Last week, TechRaptor reported on the bust of a Ukranian bot operation that was using nearly four-thousand Sony PlayStation 4s as cryptocurrency miners. Though the Ukranian government did not officially state that it was a cryptocurrency operation, evidence initially suggested that to be the case. New details have emerged recently regarding the thousands of systems and their real purpose, and it appears that dreams of PlayStation 4s mining cryptocurrency will have to be put on hold.
The PS4 consoles siphoned electricity and ran for days on end to grind FIFA accounts, using a FIFA bot before being sold. According to the Ukranian government, the systems altogether used somewhere between 5-7 million UAH (Ukranian hryvnia) worth of power in a single month, or about $180,000-257,000. This power stolen by the Ukranian bot farm had the potential to leave entire neighborhoods in the city of Vinnytsia in the dark.

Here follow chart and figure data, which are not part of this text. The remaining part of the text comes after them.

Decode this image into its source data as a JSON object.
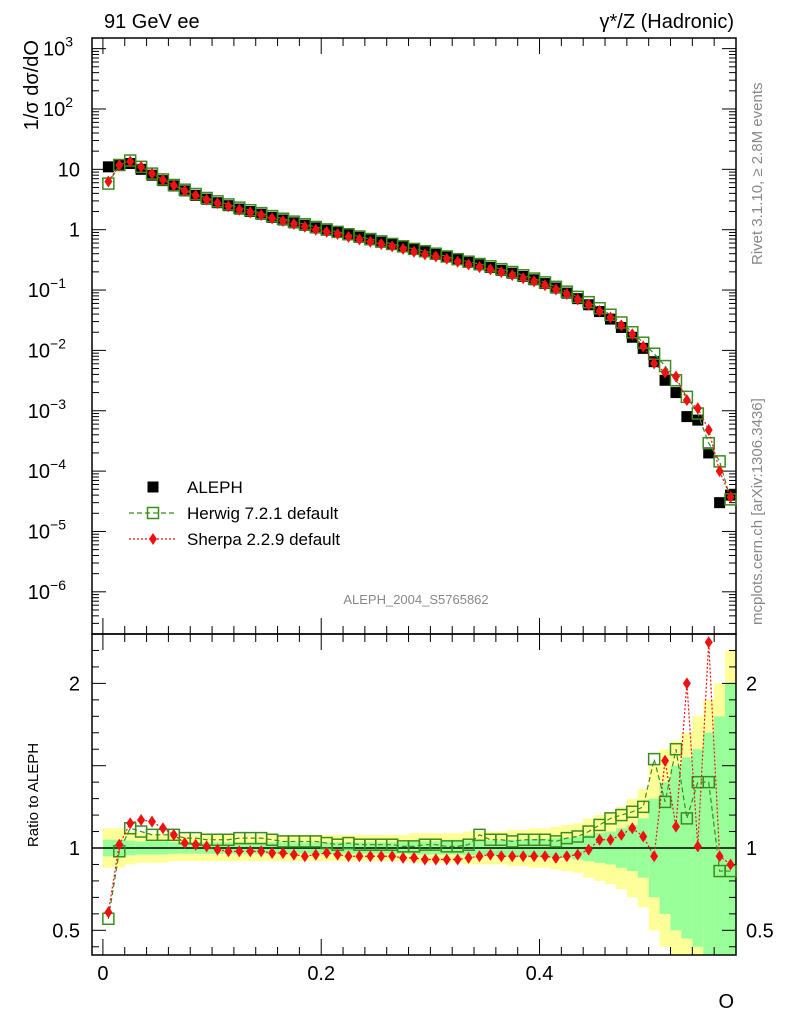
{
  "header": {
    "left_title": "91 GeV ee",
    "right_title": "γ*/Z (Hadronic)"
  },
  "side_labels": {
    "rivet": "Rivet 3.1.10, ≥ 2.8M events",
    "mcplots": "mcplots.cern.ch [arXiv:1306.3436]"
  },
  "watermark": "ALEPH_2004_S5765862",
  "colors": {
    "data": "#000000",
    "herwig": "#3a8c1e",
    "sherpa": "#ee1111",
    "band_outer": "#ffff99",
    "band_inner": "#99ff99"
  },
  "chart_data": [
    {
      "type": "scatter",
      "panel": "main",
      "ylabel": "1/σ dσ/dO",
      "xlim": [
        -0.01,
        0.58
      ],
      "ylim": [
        2e-07,
        1500
      ],
      "log_y": true,
      "y_tick_labels": [
        "10^-6",
        "10^-5",
        "10^-4",
        "10^-3",
        "10^-2",
        "10^-1",
        "1",
        "10",
        "10^2",
        "10^3"
      ],
      "legend_placement": "lower-left",
      "x": [
        0.005,
        0.015,
        0.025,
        0.035,
        0.045,
        0.055,
        0.065,
        0.075,
        0.085,
        0.095,
        0.105,
        0.115,
        0.125,
        0.135,
        0.145,
        0.155,
        0.165,
        0.175,
        0.185,
        0.195,
        0.205,
        0.215,
        0.225,
        0.235,
        0.245,
        0.255,
        0.265,
        0.275,
        0.285,
        0.295,
        0.305,
        0.315,
        0.325,
        0.335,
        0.345,
        0.355,
        0.365,
        0.375,
        0.385,
        0.395,
        0.405,
        0.415,
        0.425,
        0.435,
        0.445,
        0.455,
        0.465,
        0.475,
        0.485,
        0.495,
        0.505,
        0.515,
        0.525,
        0.535,
        0.545,
        0.555,
        0.565,
        0.575
      ],
      "series": [
        {
          "name": "ALEPH",
          "marker": "filled-square",
          "values": [
            11,
            12,
            12.5,
            10,
            8,
            6.5,
            5.3,
            4.4,
            3.7,
            3.2,
            2.8,
            2.5,
            2.2,
            2.0,
            1.8,
            1.6,
            1.45,
            1.3,
            1.18,
            1.07,
            0.98,
            0.9,
            0.82,
            0.75,
            0.68,
            0.62,
            0.57,
            0.52,
            0.47,
            0.43,
            0.39,
            0.355,
            0.32,
            0.29,
            0.262,
            0.236,
            0.212,
            0.19,
            0.168,
            0.148,
            0.128,
            0.108,
            0.089,
            0.072,
            0.057,
            0.044,
            0.033,
            0.024,
            0.0165,
            0.0108,
            0.0065,
            0.0032,
            0.002,
            0.0008,
            0.0007,
            0.0002,
            3e-05,
            4e-05
          ]
        },
        {
          "name": "Herwig 7.2.1 default",
          "marker": "open-square",
          "values": [
            5.8,
            11.8,
            14,
            11,
            8.5,
            6.8,
            5.5,
            4.6,
            3.9,
            3.35,
            2.95,
            2.62,
            2.32,
            2.1,
            1.88,
            1.68,
            1.52,
            1.36,
            1.23,
            1.11,
            1.01,
            0.92,
            0.84,
            0.77,
            0.7,
            0.64,
            0.58,
            0.53,
            0.48,
            0.44,
            0.4,
            0.36,
            0.325,
            0.295,
            0.27,
            0.247,
            0.222,
            0.199,
            0.176,
            0.155,
            0.134,
            0.113,
            0.094,
            0.077,
            0.063,
            0.05,
            0.039,
            0.029,
            0.02,
            0.0134,
            0.0088,
            0.0055,
            0.0032,
            0.0017,
            0.0009,
            0.00029,
            0.000145,
            3.4e-05
          ]
        },
        {
          "name": "Sherpa 2.2.9 default",
          "marker": "filled-diamond",
          "values": [
            6.3,
            11.7,
            13.5,
            11,
            8.5,
            6.7,
            5.4,
            4.4,
            3.7,
            3.15,
            2.75,
            2.44,
            2.14,
            1.94,
            1.75,
            1.54,
            1.39,
            1.24,
            1.12,
            1.0,
            0.92,
            0.85,
            0.76,
            0.69,
            0.63,
            0.58,
            0.53,
            0.48,
            0.43,
            0.39,
            0.36,
            0.33,
            0.295,
            0.265,
            0.24,
            0.22,
            0.198,
            0.177,
            0.157,
            0.139,
            0.12,
            0.102,
            0.086,
            0.07,
            0.057,
            0.045,
            0.035,
            0.026,
            0.0185,
            0.0116,
            0.0061,
            0.0043,
            0.0037,
            0.0015,
            0.0011,
            0.00048,
            0.0001,
            3.7e-05
          ]
        }
      ]
    },
    {
      "type": "scatter",
      "panel": "ratio",
      "xlabel": "O",
      "ylabel": "Ratio to ALEPH",
      "xlim": [
        -0.01,
        0.58
      ],
      "ylim": [
        0.35,
        2.3
      ],
      "x_tick_labels": [
        "0",
        "0.2",
        "0.4"
      ],
      "y_tick_labels": [
        "0.5",
        "1",
        "2"
      ],
      "x": [
        0.005,
        0.015,
        0.025,
        0.035,
        0.045,
        0.055,
        0.065,
        0.075,
        0.085,
        0.095,
        0.105,
        0.115,
        0.125,
        0.135,
        0.145,
        0.155,
        0.165,
        0.175,
        0.185,
        0.195,
        0.205,
        0.215,
        0.225,
        0.235,
        0.245,
        0.255,
        0.265,
        0.275,
        0.285,
        0.295,
        0.305,
        0.315,
        0.325,
        0.335,
        0.345,
        0.355,
        0.365,
        0.375,
        0.385,
        0.395,
        0.405,
        0.415,
        0.425,
        0.435,
        0.445,
        0.455,
        0.465,
        0.475,
        0.485,
        0.495,
        0.505,
        0.515,
        0.525,
        0.535,
        0.545,
        0.555,
        0.565,
        0.575
      ],
      "band_outer": [
        0.12,
        0.12,
        0.1,
        0.09,
        0.09,
        0.09,
        0.08,
        0.08,
        0.08,
        0.08,
        0.08,
        0.08,
        0.08,
        0.08,
        0.08,
        0.08,
        0.08,
        0.08,
        0.08,
        0.08,
        0.08,
        0.08,
        0.08,
        0.08,
        0.08,
        0.08,
        0.08,
        0.08,
        0.09,
        0.09,
        0.09,
        0.09,
        0.09,
        0.1,
        0.1,
        0.1,
        0.1,
        0.11,
        0.11,
        0.12,
        0.12,
        0.13,
        0.14,
        0.15,
        0.18,
        0.2,
        0.22,
        0.25,
        0.3,
        0.36,
        0.5,
        0.6,
        0.65,
        0.7,
        0.8,
        0.9,
        1.0,
        1.2
      ],
      "band_inner": [
        0.05,
        0.05,
        0.045,
        0.04,
        0.04,
        0.04,
        0.035,
        0.035,
        0.035,
        0.035,
        0.035,
        0.035,
        0.035,
        0.035,
        0.035,
        0.035,
        0.035,
        0.035,
        0.035,
        0.035,
        0.035,
        0.035,
        0.035,
        0.035,
        0.035,
        0.035,
        0.035,
        0.035,
        0.04,
        0.04,
        0.04,
        0.04,
        0.04,
        0.045,
        0.045,
        0.045,
        0.045,
        0.05,
        0.05,
        0.055,
        0.055,
        0.06,
        0.06,
        0.07,
        0.08,
        0.09,
        0.1,
        0.12,
        0.14,
        0.18,
        0.3,
        0.4,
        0.5,
        0.55,
        0.6,
        0.7,
        0.8,
        1.0
      ],
      "series": [
        {
          "name": "Herwig 7.2.1 default",
          "values": [
            0.57,
            0.98,
            1.12,
            1.1,
            1.08,
            1.08,
            1.08,
            1.06,
            1.06,
            1.05,
            1.05,
            1.05,
            1.06,
            1.06,
            1.06,
            1.05,
            1.04,
            1.04,
            1.04,
            1.04,
            1.03,
            1.02,
            1.03,
            1.02,
            1.02,
            1.02,
            1.02,
            1.01,
            1.01,
            1.02,
            1.02,
            1.01,
            1.01,
            1.02,
            1.08,
            1.05,
            1.05,
            1.04,
            1.05,
            1.05,
            1.05,
            1.04,
            1.06,
            1.07,
            1.1,
            1.14,
            1.18,
            1.2,
            1.22,
            1.25,
            1.54,
            1.28,
            1.6,
            1.18,
            1.4,
            1.4,
            0.86,
            0.86
          ]
        },
        {
          "name": "Sherpa 2.2.9 default",
          "values": [
            0.61,
            1.02,
            1.15,
            1.17,
            1.16,
            1.12,
            1.08,
            1.03,
            1.02,
            1.01,
            0.99,
            0.98,
            0.98,
            0.98,
            0.98,
            0.97,
            0.97,
            0.96,
            0.95,
            0.96,
            0.97,
            0.96,
            0.95,
            0.95,
            0.95,
            0.95,
            0.95,
            0.94,
            0.94,
            0.93,
            0.93,
            0.93,
            0.93,
            0.94,
            0.95,
            0.96,
            0.95,
            0.95,
            0.95,
            0.95,
            0.95,
            0.94,
            0.95,
            0.96,
            0.99,
            1.05,
            1.05,
            1.08,
            1.12,
            1.07,
            0.95,
            1.53,
            1.13,
            2.0,
            1.01,
            2.25,
            0.95,
            0.9
          ]
        }
      ]
    }
  ]
}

Ukranian Cryptocurrency Farm was Actually Botting FIFA 21 Using PlayStation 4s
In the latest FIFA title, players have access to a game mode known as the FIFA Ultimate Team mode (FUT for short). Players assemble their fantasy teams and compete against other players online. First, however, they have to assemble them, gacha-style. One can pay real money to purchase and pull these cards, though the odds of a desirable or meta player are rather low. The second option is, of course, to grind for the opportunity to open free lootboxes. The new information suggests that this farm was simply set up to have FIFA bots grind hours of games at a time and sell the accounts to players. Many pointed out as the story broke that the consoles used were the PlayStation 4 Slims, less suited to cryptocurrency mining than the more robust PS4 Pro.

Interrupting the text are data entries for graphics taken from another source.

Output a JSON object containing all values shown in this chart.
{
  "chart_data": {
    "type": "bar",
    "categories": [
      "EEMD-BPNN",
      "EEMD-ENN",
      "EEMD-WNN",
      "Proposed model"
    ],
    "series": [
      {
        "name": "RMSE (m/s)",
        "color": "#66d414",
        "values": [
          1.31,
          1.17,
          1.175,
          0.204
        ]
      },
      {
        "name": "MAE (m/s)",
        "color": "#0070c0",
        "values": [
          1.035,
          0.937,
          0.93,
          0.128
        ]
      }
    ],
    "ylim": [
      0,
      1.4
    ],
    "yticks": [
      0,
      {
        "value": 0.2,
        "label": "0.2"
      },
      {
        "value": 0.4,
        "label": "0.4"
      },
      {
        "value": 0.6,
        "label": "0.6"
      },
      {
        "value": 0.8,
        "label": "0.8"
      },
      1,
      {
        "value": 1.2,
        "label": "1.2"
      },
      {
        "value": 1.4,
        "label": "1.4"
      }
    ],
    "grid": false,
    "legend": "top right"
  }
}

Electronic Arts and other companies have faced criticism over lootboxes and similar systems, with detractors calling it little more than gambling and pay-to-win. Given FIFA's ESRB Rating of E for Everyone, many also alleged that it promotes gambling to children. Internal documents leaked in April suggest that Electronic Arts attempted to steer players towards this FUT mode whenever possible. Certainly, a player could grind their way up and only earn free lootboxes, but the report indicates an incredible time investment compared to the ease of just purchasing them with real currency. Allegations of EA employees themselves selling character cards spurred an internal investigation, with some calling it "EAGate." Various countries such as Australia and Belgium have introduced legislation to restrict or even outright ban lootboxes and other rewards.

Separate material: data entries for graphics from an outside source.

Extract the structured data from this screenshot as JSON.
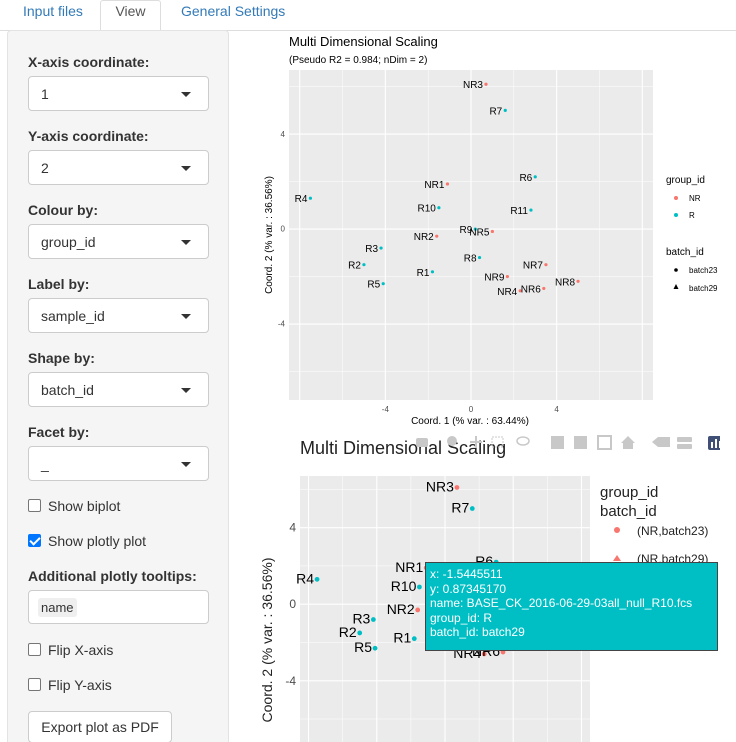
{
  "tabs": [
    {
      "label": "Input files"
    },
    {
      "label": "View"
    },
    {
      "label": "General Settings"
    }
  ],
  "sidebar": {
    "x_axis": {
      "label": "X-axis coordinate:",
      "value": "1"
    },
    "y_axis": {
      "label": "Y-axis coordinate:",
      "value": "2"
    },
    "colour_by": {
      "label": "Colour by:",
      "value": "group_id"
    },
    "label_by": {
      "label": "Label by:",
      "value": "sample_id"
    },
    "shape_by": {
      "label": "Shape by:",
      "value": "batch_id"
    },
    "facet_by": {
      "label": "Facet by:",
      "value": "_"
    },
    "show_biplot": {
      "label": "Show biplot",
      "checked": false
    },
    "show_plotly": {
      "label": "Show plotly plot",
      "checked": true
    },
    "tooltips": {
      "label": "Additional plotly tooltips:",
      "tag": "name"
    },
    "flip_x": {
      "label": "Flip X-axis",
      "checked": false
    },
    "flip_y": {
      "label": "Flip Y-axis",
      "checked": false
    },
    "export_label": "Export plot as PDF"
  },
  "colors": {
    "NR": "#f8766d",
    "R": "#00bfc4",
    "panel": "#ebebeb",
    "active_tab_text": "#555555",
    "link": "#337ab7"
  },
  "icons": [
    "camera-icon",
    "zoom-icon",
    "pan-icon",
    "box-select-icon",
    "lasso-icon",
    "zoom-in-icon",
    "zoom-out-icon",
    "autoscale-icon",
    "home-icon",
    "spike-lines-icon",
    "hover-closest-icon",
    "hover-compare-icon",
    "plotly-logo-icon"
  ],
  "tooltip": {
    "x": "x: -1.5445511",
    "y": "y:  0.87345170",
    "name": "name: BASE_CK_2016-06-29-03all_null_R10.fcs",
    "group": "group_id: R",
    "batch": "batch_id: batch29"
  },
  "chart_data": [
    {
      "type": "scatter",
      "title": "Multi Dimensional Scaling",
      "subtitle": "(Pseudo R2 = 0.984; nDim = 2)",
      "xlabel": "Coord. 1 (% var. : 63.44%)",
      "ylabel": "Coord. 2 (% var. : 36.56%)",
      "xlim": [
        -8.5,
        8.5
      ],
      "ylim": [
        -7.2,
        6.7
      ],
      "xticks": [
        -4,
        0,
        4
      ],
      "yticks": [
        -4,
        0,
        4
      ],
      "grid": true,
      "legend_position": "right",
      "legend": {
        "group_title": "group_id",
        "groups": [
          "NR",
          "R"
        ],
        "batch_title": "batch_id",
        "batches": [
          "batch23",
          "batch29"
        ]
      },
      "points": [
        {
          "label": "NR3",
          "x": 0.7,
          "y": 6.1,
          "group": "NR"
        },
        {
          "label": "R7",
          "x": 1.6,
          "y": 5.0,
          "group": "R"
        },
        {
          "label": "R6",
          "x": 3.0,
          "y": 2.2,
          "group": "R"
        },
        {
          "label": "NR1",
          "x": -1.1,
          "y": 1.9,
          "group": "NR"
        },
        {
          "label": "R4",
          "x": -7.5,
          "y": 1.3,
          "group": "R"
        },
        {
          "label": "R10",
          "x": -1.5,
          "y": 0.9,
          "group": "R"
        },
        {
          "label": "R11",
          "x": 2.8,
          "y": 0.8,
          "group": "R"
        },
        {
          "label": "R9",
          "x": 0.2,
          "y": 0.0,
          "group": "R"
        },
        {
          "label": "NR5",
          "x": 1.0,
          "y": -0.1,
          "group": "NR"
        },
        {
          "label": "NR2",
          "x": -1.6,
          "y": -0.3,
          "group": "NR"
        },
        {
          "label": "R3",
          "x": -4.2,
          "y": -0.8,
          "group": "R"
        },
        {
          "label": "R8",
          "x": 0.4,
          "y": -1.2,
          "group": "R"
        },
        {
          "label": "R2",
          "x": -5.0,
          "y": -1.5,
          "group": "R"
        },
        {
          "label": "NR7",
          "x": 3.5,
          "y": -1.5,
          "group": "NR"
        },
        {
          "label": "R1",
          "x": -1.8,
          "y": -1.8,
          "group": "R"
        },
        {
          "label": "NR9",
          "x": 1.7,
          "y": -2.0,
          "group": "NR"
        },
        {
          "label": "NR8",
          "x": 5.0,
          "y": -2.2,
          "group": "NR"
        },
        {
          "label": "R5",
          "x": -4.1,
          "y": -2.3,
          "group": "R"
        },
        {
          "label": "NR4",
          "x": 2.3,
          "y": -2.6,
          "group": "NR"
        },
        {
          "label": "NR6",
          "x": 3.4,
          "y": -2.5,
          "group": "NR"
        }
      ]
    },
    {
      "type": "scatter",
      "title": "Multi Dimensional Scaling",
      "ylabel": "Coord. 2 (% var. : 36.56%)",
      "yticks": [
        -4,
        0,
        4
      ],
      "legend": {
        "title1": "group_id",
        "title2": "batch_id",
        "entries": [
          "(NR,batch23)",
          "(NR,batch29)"
        ]
      }
    }
  ]
}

The winery issued an official statement, claiming "nothing to do with illegal activities and that equipment for mining cryptocurrencies has never worked on its premises." It also claimed its employees assisted in the searches. According to Ilya Trebor and Maria Pirogova at Delo.ua, those responsible for the Ukranian bot operation spent an estimated 30 million UAH (around $1.1 million) on consoles alone, with various other video cards and peripherals also seized at the scene. The perpetrators are charged with theft of water, electricity, or heat through unauthorized use. Such a charge carries a fine from 1700-3400 UAH or up to three years in prison if convicted.
While bizarre, the truth can seem stranger than fiction. The practice of buying and selling game accounts and gold-farming has been around practically forever, though many companies have taken steps to crack down on these activities over the years.